A co-worker has talked me into joining our company “ski team” which is part of a larger league that meets several times a year in N. America and every other year Europe. The only issue I’m having is figuring out what skis (GS and slalom) I need as the league seem to abide with FIS rules. I write “issue” because I last raced for a Div 1 school back in the late 80’s and early 90’s. Skis have obviously come a long ways since then. Buying a “GS or slalom” ski has more variables/restrictions compared to my generation. The whole turn radius thing blows my mind as does the cost of this stuff. I’ve never had to pay for equipment so this is sort of a new experience for me.
So…I totally sympathize with those new to cycling trying to figure out what to buy or how to train. If you are interested in performance/competing you sort of want to avoid buying bottom tier yet top tier is overkill and gains are more marketing hype and not worth it for an amateur. Further, now that PM’s are common people who just need to ride a lot are splitting hairs with “450 v. 550 TSS” or not doing an event because their “FTP” is only 400W or not knowing when to start training…and on and on. Basically analysis by paralysis. They have no idea what they are doing yet, neck deep in equipment and training technique decisions that really don’t matter.

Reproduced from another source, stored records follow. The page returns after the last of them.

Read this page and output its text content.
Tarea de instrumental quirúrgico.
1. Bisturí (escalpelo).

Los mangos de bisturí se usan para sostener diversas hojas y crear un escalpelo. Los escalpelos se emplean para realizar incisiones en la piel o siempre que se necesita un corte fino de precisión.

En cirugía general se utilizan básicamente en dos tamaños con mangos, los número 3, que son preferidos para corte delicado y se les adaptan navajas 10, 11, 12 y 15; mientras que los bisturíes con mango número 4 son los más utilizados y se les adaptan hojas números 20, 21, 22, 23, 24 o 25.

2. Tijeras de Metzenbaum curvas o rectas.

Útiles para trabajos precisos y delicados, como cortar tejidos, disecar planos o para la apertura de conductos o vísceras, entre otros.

It’s funny (in a pathetic and ironic way) that I’m suffering from that same analysis by paralysis I detest in the cycling world. I feel for you new guys trying to figure out equipment, fit, training technique, and nutrition. It’s easy for me to say “ah just ride more” but, to the new guy that’s just BS and has zero context and probably not helpful at all. All I need to figure out is what ski to buy. So much more to confuse the new cyclist it’s easy for me to see why cycling will forever remain a fringe sport. I feel for you guys. Hang in there!